Aos males decorrentes do exagero da história monumental e antiquária, o filósofo estipula a história crítica como reguladora e juíza, dotada da "força para romper e dissolver uma parte do passado", ou seja, capaz de colocar uma parcela do passado como réu no tribunal da história, interrogá-lo e por fim levá-lo à condenação. O historiador crítico deve estar apto a avaliar a extensão do passado que não se deseja preservar, correndo sempre o risco de cair no mesmo exagero que constitui a perversão dos historiadores monumental e antiquário.[197]
Ghost Stories of an Antiquary (Histórias de Fantasma de um Antiquário) é um livro de ficção do escritor, medievalista e antiquário inglês Montague Rhodes James, publicado em 1904.[198] O livro inaugura uma metodologia para a construção de histórias de fantasmas, as chamadas "regras de James", que influenciaram fortemente outros escritores do gênero de terror, como H. P. Lovecraft.[199] Em 1911, o livro recebeu uma continuação, intitulada More Ghost Stories of an Antiquary (Mais Histórias de Fantasma de um Antiquário).[200][201]

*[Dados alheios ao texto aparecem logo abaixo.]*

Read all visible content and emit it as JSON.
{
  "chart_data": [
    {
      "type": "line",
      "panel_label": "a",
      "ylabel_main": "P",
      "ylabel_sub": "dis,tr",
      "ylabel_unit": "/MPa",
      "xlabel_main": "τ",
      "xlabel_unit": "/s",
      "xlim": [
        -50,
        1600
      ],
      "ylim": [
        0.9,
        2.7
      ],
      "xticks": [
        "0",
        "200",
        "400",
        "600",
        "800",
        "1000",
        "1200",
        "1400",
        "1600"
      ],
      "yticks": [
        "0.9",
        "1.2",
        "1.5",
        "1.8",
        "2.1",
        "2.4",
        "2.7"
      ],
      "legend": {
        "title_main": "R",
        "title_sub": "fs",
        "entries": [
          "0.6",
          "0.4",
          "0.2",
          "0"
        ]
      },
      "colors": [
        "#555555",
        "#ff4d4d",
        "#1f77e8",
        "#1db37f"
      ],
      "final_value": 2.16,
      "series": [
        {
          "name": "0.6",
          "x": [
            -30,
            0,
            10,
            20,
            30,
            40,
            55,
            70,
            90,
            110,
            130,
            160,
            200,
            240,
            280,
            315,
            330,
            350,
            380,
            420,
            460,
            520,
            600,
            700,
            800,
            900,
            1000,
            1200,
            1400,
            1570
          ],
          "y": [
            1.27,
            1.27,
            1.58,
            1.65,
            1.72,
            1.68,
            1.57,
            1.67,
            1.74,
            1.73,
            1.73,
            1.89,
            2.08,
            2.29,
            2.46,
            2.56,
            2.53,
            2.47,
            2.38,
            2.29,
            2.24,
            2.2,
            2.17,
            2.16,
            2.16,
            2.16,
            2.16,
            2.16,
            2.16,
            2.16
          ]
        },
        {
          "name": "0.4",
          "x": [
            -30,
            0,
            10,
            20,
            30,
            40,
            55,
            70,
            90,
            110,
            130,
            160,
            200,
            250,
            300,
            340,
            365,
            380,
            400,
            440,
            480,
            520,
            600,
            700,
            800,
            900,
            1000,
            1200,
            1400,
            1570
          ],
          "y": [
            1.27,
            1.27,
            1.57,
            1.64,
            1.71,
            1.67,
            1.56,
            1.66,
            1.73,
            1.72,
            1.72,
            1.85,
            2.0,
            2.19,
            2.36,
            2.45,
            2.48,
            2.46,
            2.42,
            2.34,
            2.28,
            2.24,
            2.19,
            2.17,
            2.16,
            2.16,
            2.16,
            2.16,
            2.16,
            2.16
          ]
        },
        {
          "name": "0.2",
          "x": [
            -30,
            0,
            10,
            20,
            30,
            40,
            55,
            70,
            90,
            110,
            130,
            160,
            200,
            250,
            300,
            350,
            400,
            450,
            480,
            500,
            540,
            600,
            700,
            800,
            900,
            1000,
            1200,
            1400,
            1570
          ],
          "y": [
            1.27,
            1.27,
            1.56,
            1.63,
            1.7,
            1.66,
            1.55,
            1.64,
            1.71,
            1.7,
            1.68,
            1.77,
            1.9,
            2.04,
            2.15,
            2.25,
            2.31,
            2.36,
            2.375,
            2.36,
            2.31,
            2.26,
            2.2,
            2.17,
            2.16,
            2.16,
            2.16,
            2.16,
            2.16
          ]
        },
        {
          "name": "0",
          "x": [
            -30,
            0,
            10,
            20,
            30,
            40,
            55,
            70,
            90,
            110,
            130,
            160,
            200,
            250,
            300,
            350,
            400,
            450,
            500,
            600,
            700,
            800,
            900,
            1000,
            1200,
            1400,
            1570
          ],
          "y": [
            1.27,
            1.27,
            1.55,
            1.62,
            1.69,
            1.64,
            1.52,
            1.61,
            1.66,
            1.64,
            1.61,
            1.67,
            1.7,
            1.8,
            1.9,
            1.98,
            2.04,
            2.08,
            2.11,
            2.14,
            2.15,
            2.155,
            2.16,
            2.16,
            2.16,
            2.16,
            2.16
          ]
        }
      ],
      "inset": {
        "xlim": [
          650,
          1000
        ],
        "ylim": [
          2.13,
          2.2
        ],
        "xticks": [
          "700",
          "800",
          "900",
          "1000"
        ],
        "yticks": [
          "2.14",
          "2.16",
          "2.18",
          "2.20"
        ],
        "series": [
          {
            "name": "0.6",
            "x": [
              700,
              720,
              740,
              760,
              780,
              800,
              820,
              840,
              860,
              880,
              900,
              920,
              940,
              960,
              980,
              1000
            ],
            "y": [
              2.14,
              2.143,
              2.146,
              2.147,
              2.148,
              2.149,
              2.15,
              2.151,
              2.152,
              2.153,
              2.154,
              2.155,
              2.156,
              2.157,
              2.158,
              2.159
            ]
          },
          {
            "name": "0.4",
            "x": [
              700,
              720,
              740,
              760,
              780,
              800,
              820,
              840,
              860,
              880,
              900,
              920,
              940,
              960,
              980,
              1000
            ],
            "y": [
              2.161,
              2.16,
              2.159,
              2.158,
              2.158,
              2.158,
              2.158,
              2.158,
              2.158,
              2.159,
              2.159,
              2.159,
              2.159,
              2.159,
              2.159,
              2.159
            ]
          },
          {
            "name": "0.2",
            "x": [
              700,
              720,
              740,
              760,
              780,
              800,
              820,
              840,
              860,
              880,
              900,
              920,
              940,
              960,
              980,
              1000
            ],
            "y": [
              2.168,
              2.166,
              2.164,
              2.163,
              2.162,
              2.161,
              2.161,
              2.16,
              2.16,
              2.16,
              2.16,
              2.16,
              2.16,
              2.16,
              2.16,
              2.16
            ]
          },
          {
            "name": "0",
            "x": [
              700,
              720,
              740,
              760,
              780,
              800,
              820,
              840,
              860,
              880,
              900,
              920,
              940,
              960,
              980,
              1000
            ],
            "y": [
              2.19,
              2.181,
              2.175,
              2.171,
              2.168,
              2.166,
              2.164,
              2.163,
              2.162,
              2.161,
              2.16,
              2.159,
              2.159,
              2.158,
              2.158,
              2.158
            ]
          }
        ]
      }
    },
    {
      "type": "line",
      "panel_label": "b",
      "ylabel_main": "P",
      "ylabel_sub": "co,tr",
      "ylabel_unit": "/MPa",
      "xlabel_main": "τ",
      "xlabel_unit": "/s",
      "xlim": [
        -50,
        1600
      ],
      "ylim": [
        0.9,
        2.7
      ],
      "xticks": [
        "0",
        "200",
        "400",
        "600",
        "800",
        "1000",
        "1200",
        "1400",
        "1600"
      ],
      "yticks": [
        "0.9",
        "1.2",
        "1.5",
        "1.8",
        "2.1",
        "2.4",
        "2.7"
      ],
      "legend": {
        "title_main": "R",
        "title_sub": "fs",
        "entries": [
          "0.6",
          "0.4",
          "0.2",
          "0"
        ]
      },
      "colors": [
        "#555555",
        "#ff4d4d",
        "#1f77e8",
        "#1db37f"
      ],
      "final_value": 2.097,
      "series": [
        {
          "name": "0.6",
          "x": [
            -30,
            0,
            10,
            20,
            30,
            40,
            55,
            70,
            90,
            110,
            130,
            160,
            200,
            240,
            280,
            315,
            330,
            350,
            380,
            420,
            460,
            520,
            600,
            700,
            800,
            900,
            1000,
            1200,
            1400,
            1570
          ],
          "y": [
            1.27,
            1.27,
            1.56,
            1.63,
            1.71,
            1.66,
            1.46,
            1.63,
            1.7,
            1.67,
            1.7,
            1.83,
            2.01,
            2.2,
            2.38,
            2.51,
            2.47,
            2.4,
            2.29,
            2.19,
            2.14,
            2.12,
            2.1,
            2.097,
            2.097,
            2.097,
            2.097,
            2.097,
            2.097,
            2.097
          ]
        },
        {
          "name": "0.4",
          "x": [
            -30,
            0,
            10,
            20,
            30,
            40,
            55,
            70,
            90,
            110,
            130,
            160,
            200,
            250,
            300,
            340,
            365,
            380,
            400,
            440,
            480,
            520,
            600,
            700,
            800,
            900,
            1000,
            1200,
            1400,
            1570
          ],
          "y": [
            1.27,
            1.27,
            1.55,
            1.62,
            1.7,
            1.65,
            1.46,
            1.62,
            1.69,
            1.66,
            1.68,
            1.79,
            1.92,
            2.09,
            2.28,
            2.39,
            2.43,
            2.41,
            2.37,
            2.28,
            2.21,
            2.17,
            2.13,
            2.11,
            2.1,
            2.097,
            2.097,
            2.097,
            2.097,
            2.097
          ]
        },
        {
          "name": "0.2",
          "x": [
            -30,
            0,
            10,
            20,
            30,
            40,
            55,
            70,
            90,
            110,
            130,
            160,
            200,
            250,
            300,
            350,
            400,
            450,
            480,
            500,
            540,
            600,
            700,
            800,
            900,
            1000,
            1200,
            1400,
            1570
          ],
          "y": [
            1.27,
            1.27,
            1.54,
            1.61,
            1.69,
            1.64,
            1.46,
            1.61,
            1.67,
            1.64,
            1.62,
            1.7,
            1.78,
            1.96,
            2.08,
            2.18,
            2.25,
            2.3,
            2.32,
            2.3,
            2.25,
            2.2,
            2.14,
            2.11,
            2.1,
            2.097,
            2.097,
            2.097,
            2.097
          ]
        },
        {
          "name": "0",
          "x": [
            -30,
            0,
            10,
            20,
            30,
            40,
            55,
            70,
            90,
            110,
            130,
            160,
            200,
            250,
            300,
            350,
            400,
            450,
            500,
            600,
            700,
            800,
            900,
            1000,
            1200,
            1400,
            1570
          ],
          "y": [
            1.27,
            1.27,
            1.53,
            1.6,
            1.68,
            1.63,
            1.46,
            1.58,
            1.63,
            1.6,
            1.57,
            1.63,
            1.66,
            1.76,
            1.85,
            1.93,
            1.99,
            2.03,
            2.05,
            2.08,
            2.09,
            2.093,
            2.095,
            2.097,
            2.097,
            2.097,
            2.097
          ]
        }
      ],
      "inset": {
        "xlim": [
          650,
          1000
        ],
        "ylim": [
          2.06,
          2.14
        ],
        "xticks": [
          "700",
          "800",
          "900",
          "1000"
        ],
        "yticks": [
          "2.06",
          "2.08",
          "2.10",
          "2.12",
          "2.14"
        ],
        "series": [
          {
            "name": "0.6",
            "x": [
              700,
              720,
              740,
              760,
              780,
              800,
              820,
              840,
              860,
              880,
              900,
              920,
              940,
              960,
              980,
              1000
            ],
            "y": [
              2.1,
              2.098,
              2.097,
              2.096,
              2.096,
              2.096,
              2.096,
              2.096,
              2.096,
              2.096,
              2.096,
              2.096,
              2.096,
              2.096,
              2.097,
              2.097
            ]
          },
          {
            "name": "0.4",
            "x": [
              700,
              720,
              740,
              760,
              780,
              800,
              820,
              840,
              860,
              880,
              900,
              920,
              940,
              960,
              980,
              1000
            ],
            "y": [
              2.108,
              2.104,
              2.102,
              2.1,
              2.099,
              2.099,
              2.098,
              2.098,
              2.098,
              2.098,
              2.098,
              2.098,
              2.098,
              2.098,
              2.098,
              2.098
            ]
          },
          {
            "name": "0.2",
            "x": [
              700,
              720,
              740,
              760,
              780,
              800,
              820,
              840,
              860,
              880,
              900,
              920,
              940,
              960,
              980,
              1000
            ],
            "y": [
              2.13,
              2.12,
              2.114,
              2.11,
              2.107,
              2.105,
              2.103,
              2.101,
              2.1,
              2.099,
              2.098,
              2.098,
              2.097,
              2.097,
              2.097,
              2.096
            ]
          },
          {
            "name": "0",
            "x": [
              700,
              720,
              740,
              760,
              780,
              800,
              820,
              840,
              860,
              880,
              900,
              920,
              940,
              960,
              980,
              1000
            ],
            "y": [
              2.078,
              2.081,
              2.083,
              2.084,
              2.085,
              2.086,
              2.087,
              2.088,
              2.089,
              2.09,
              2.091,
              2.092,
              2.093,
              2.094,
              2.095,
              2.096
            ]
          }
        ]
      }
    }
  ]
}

O protagonismo da figura do antiquário nestes livros reflete interesses pessoais de James no antiquariato.[202] A temática antiquária das histórias de fantasma do escritor ilustrava geralmente um acadêmico como protagonista, que se via confrontado por males antigos em suas investigações, como bem exemplifica o conto An Episode in Cathedral History (Um Episódio em História Eclesiástica), no qual um antiquário acidentalmente liberta uma entidade de um tumba selada dentro da Catedral de Southminster. Frequentemente, os protagonistas encontram-se em catedrais amaldiçoadas no interior da Inglaterra, ou em cemitérios escandinavos desabitados.[203]
Na obra de James, o antiquário não é necessariamente caracterizado de forma pejorativa, mas sim como um pesquisador científico das antiguidades, cuja curiosidade arqueológica impetuosa pode extrapolar os limites da ética, desencadeando coisas horríveis e proibidas com seus atos, que são muitas vezes acidentais.[204] Um elemento comum entre os antiquários de James é o seu destino: na busca pelo conhecimento e pela coleção de objetos, eles despertam forças sobrenaturais que frequentemente os levam à morte.[205] Este aspecto ilumina outra característica central das histórias de fantasma antiquárias do autor, que é o julgamento moral sobre a atividade dos antiquários, muitas vezes tidos como irresponsáveis. O distúrbio sobre locais antigos e seus objetos, movidos pela curiosidade intelectual, constituem uma transgressão e provocação que são dignas de vingança e punição por parte das entidades incomodadas.[206]